The British government requested for the United States to send vessels to assist those affected by the storm. A number of residents of Belize City were left without food and water supplies. The USS Swan (AM-34), stationed at nearby Trujillo, Honduras, was dispatched to send aid to British Honduras. United States President Herbert Hoover ordered the United States Navy and American Red Cross to cooperate in relief efforts. Both agencies and organizations ordered a United States Marine Corps plane from Managua, Nicaragua, to send $2,500 worth of medical supplies to affected areas of British Honduras. Throughout the city, relief kitchens were set up. The Government of British Honduras eventually began burning areas with debris and bodies, to prevent spread of disease. Monrad Metzgen, a lieutenant of the British Honduras Defense Force, became responsible for the rescue of persons trapped, feeding those without shelter, and the burial of the deceased. For his efforts, Metzgen received an Order of the British Empire award from King George V of the United Kingdom.
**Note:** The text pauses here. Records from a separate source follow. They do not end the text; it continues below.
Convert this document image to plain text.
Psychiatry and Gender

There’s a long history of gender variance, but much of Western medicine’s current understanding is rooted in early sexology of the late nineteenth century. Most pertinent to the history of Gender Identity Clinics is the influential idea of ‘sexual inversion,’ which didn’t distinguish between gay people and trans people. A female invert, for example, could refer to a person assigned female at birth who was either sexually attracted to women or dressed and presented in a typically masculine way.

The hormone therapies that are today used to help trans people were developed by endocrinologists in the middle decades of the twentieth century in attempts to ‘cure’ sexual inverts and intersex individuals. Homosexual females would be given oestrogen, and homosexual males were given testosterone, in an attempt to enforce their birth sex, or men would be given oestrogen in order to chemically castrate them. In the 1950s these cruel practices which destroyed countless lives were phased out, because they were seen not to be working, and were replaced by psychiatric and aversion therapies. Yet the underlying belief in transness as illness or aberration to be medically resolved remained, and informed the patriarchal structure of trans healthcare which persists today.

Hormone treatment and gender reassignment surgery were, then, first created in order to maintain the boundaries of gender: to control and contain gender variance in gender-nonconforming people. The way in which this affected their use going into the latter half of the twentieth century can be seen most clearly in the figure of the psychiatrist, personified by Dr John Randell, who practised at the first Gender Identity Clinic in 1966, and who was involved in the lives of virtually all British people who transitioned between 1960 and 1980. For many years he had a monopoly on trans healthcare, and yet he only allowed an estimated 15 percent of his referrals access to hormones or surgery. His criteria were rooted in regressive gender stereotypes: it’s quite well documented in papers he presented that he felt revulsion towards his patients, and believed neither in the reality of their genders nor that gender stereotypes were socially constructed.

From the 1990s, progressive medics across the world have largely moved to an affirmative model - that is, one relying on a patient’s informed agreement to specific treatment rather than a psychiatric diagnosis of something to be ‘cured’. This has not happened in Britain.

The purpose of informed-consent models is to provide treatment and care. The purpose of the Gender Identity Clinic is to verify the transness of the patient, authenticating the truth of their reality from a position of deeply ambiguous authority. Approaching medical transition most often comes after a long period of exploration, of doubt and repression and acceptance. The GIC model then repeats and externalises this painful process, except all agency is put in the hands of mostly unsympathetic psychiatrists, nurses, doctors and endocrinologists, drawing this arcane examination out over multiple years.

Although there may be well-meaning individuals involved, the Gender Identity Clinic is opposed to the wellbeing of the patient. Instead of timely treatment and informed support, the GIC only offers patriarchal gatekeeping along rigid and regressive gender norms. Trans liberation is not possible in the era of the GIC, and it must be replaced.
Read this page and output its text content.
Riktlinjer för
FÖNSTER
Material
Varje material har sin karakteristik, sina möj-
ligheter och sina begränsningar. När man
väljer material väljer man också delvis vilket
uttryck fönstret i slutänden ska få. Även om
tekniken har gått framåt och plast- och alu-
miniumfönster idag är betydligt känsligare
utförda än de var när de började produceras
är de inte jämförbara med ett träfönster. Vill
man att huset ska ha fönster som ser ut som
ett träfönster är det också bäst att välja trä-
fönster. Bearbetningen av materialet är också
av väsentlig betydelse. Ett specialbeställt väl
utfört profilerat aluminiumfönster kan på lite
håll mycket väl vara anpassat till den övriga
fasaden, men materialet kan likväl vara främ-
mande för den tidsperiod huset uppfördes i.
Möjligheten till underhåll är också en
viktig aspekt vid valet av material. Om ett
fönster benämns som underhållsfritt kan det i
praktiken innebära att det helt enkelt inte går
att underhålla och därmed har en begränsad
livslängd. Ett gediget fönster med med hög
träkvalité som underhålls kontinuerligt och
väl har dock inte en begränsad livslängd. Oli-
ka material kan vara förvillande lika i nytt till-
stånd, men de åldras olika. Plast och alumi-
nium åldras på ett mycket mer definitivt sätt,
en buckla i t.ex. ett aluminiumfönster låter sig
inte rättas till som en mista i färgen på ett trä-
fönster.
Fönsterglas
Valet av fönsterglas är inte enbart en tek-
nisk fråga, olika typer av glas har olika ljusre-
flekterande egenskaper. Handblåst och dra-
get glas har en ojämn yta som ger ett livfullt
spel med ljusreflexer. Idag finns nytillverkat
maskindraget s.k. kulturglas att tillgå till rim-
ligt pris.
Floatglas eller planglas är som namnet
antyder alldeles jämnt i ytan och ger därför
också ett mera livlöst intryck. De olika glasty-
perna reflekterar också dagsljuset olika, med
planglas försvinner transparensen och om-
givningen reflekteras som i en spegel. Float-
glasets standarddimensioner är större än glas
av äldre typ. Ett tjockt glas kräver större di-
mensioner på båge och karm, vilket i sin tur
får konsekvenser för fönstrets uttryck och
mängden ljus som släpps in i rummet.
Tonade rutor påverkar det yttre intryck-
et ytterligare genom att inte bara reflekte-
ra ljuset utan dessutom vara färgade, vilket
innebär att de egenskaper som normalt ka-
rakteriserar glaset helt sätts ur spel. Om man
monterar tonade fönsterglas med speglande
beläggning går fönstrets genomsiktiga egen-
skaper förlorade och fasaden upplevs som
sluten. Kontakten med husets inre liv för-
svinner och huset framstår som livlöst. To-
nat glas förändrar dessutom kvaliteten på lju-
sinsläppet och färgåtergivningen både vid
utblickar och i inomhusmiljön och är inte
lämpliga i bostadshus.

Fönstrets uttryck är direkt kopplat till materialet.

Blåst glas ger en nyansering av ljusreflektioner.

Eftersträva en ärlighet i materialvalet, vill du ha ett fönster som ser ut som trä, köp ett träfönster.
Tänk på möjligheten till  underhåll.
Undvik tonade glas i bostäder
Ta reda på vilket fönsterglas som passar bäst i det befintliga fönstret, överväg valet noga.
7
Authorities of Belize City considered abandoning the community and moving it to higher ground. Additionally, there was a proposal to relocate the capital further south or inland to the pine ridge, with either resulting in a higher elevation of the capital. However, the process of moving the capital did not begin until 1961, after Belize City was devastated by Hurricane Hattie. Belmopan became the capital city of British Honduras in 1970.
Due to the weak intensity of the storm and a rural landfall location in Mexico, there were few observations of weather related to the storm in the country. In Tampico, located south of where the storm made landfall, winds reached only 20 mph (32 km/h).